Andrea Marcigliano
Source: electomagazine.it
Après tant de grondements d'orage, la pluie est finalement tombée.
Iran. Pendant plusieurs jours, le gouvernement a laissé s'exprimer dans les rues un certain mécontentement populaire, généralisé et profond. Ce mécontentement était essentiellement dû à des questions économiques, à la difficulté de commercer, qui a surtout touché les puissants Bazari.
Ces seigneurs qui dominent les grands marchés intérieurs et qui, à l'époque, étaient sans doute les principaux ennemis du Shah. Car Reza Pahlevi s'ouvrait aux multinationales, surtout américaines, menaçant de fait leur pouvoir traditionnel sur l'économie iranienne.
La tolérance du gouvernement permettait de dire que les Bazari, de Téhéran et des principales villes, étaient derrière les manifestations de rue.
En effet, Massoud Pezeshkian est un homme qui a toujours été lié aux puissants seigneurs du marché intérieur. C'est en grande partie à eux qu'il doit sa victoire électorale.
Cependant, des agents et des groupes manipulés depuis l'étranger s'étaient rapidement infiltrés dans les manifestations de rue. Des groupes armés, qui bénéficiaient du soutien de la CIA américaine et, surtout, du Mossad israélien. Ce dernier n'a pas caché son action, soutenant même ouvertement la thèse d'un changement de régime, c'est-à-dire d'un coup d'État, à Téhéran.
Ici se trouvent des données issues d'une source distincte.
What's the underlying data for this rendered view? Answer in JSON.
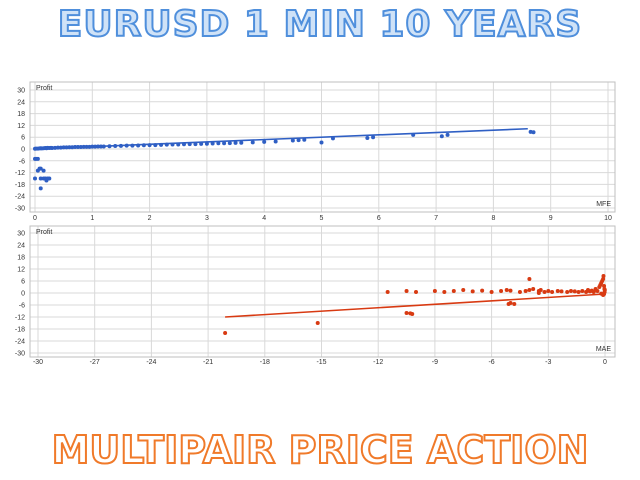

Un coup d'État visant à ramener au pouvoir l'héritier direct du dernier Shah, Rezha Ciro, exilé depuis plusieurs décennies aux États-Unis.
Que cet homme semble complètement détaché des réalités iranienne et étranger aux vicissitudes actuelles de l'Iran est évidemment un problème tout à fait secondaire et sans importance pour les partisans du changement de régime. À savoir le Mossad et la CIA.

Cependant, l'Iran n'est pas une petite république bananière. C'est un grand pays très peuplé. Où des peuples d'ethnies différentes sont essentiellement maintenus ensemble par un seul ciment. Social et religieux, qui trouve son apogée dans le système des ayatollahs et dans la figure, symbolique autant que réelle, d'Ali Khamenei.
Et ainsi, après les nombreuses hésitations du gouvernement, les superviseurs religieux du système iranien sont intervenus.
Dans deux directions distinctes mais convergentes.
L'une a été plus résolument répressive. En ordonnant aux milices pasdaran et basihi d'intervenir pour frapper durement, arrêter et éliminer les groupes de guérilleros infiltrés.
Et les exécutions publiques, plus ou moins sommaires, de ceux qui sont tombés entre leurs mains ont déjà commencé.
L'autre direction, cependant, a été celle de démontrer leur force à travers des manifestations de masse colossales. Dans tout le pays, de la capitale Téhéran au dernier des petits villages.
Des manifestations qui renforcent la cohésion interne et démontrent à l'extérieur la solidité du régime.
Ces deux opérations ont parfaitement réussi.
À ce stade, Washington et Tel-Aviv n'auraient d'autre choix que de mener une action militaire directe.
Un choix qui n'est toutefois pas facile à faire.